A popular but naive understanding of immutability is that it is an inherent characteristic of types, and that the instances of the types (i.e. the objects) simply follow suit. According to this understanding, all we need to do is to ascertain that a certain type is immutable, and from that moment on we know that all of its instances are immutable.

This understanding is not entirely false, but it is very limiting, because it means that only concrete and non-extensible (a.k.a. final, sealed) types can potentially be assessed as immutable: All interfaces must necessarily be considered as mutable, because we have no idea how they may be implemented, and all abstract or simply extensible types must also necessarily be considered as mutable, because we have no idea how they may be extended.

This poses an insurmountable problem if we wanted to have, say, a queue for exchanging messages between threads, where the messages are organized in a class hierarchy: such a queue would not be able to ascertain the immutability of the messages it handles, because all it knows is the base-most 'Message' class, which is necessarily extensible, and therefore mutable, as far as static analysis can tell.
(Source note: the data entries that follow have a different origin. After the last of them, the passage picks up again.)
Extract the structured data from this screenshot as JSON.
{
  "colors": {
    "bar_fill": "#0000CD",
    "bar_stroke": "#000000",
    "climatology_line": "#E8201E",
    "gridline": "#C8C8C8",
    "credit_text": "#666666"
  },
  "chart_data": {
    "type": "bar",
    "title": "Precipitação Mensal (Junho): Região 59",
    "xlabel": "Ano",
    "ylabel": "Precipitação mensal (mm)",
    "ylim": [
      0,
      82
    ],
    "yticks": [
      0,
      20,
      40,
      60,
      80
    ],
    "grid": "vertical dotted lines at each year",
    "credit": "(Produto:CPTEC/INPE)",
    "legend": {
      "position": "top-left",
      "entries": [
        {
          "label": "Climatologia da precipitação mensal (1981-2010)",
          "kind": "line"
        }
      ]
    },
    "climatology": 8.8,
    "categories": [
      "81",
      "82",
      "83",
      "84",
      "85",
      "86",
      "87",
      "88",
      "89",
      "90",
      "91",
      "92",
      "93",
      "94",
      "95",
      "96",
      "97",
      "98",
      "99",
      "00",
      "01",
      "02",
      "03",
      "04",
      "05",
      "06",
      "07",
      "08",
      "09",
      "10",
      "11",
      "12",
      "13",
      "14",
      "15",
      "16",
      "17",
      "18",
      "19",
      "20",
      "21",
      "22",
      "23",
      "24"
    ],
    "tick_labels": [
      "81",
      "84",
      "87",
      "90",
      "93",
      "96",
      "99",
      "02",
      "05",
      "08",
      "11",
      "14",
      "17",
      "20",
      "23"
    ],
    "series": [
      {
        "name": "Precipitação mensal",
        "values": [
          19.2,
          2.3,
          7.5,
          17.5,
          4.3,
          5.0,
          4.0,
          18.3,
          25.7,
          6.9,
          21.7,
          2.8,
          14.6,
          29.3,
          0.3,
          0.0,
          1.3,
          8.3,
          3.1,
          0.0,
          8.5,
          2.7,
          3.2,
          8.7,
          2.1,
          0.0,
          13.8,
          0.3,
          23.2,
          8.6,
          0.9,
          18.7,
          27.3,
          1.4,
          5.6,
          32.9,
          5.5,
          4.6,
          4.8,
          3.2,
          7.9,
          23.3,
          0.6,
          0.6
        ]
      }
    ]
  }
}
Now, consider that many perfectly immutable classes tend to be passed around as interfaces, (e.g. `Comparer`, `Hasher`, `Predicate`, all sorts of stateless converters, etc.) that these interfaces are often stored in fields, and that a field of mutable type makes the class containing that field also mutable. It quickly becomes evident that static analysis can only work in a universe where no abstraction is utilized; however, this is not our universe: we use languages like Java and C# precisely because we want the benefits of unlimited abstraction.

One final nail in the coffin of static analysis is the issue of delayed immutability.

Delayed Immutability

Some objects begin life as mutable, so that they can undergo some non-trivial initialization, and become immutable later, once initialization is complete. This behavior is necessary when creating cyclic graphs of immutable objects, or when creating an immutable object while loading its contents from some external storage.

Alternative terms used by others for this kind of immutability are Freezing and Popsicle immutability.

There is no standard way of representing delayed immutability, so let me propose one real quick:

Let there be a `SelfAssessing` interface, which is to be implemented by any class that utilizes delayed immutability. This interface is to have just one method, `IsImmutable()`, which is expected to return `false` for as long as the object is mutable, and to start returning `true` once the object becomes immutable.

Note that static analysis is by nature limited to examining types, but delayed immutability requires invoking a method of an instance of a type. Thus, static analysis completely fails to assess delayed immutability. Furthermore, a delayed immutable may appear as a field in any type, meaning that static analysis fails to assess potentially any type.

From this it follows that if we want to have the slightest hope of assessing immutability, we have to examine not just types, but also the instances of types in the running software system. This calls for dynamic analysis.

Immutability Assessment via Dynamic Analysis

The term "dynamic analysis" refers to examining various aspects of a software system as it runs. In some cases the aim is to examine the behavior of the software, in other cases (such as the case at hand) it is to examine the data structures it creates. Dynamic analysis may require (and in the case at hand it does require) static analysis as a prerequisite.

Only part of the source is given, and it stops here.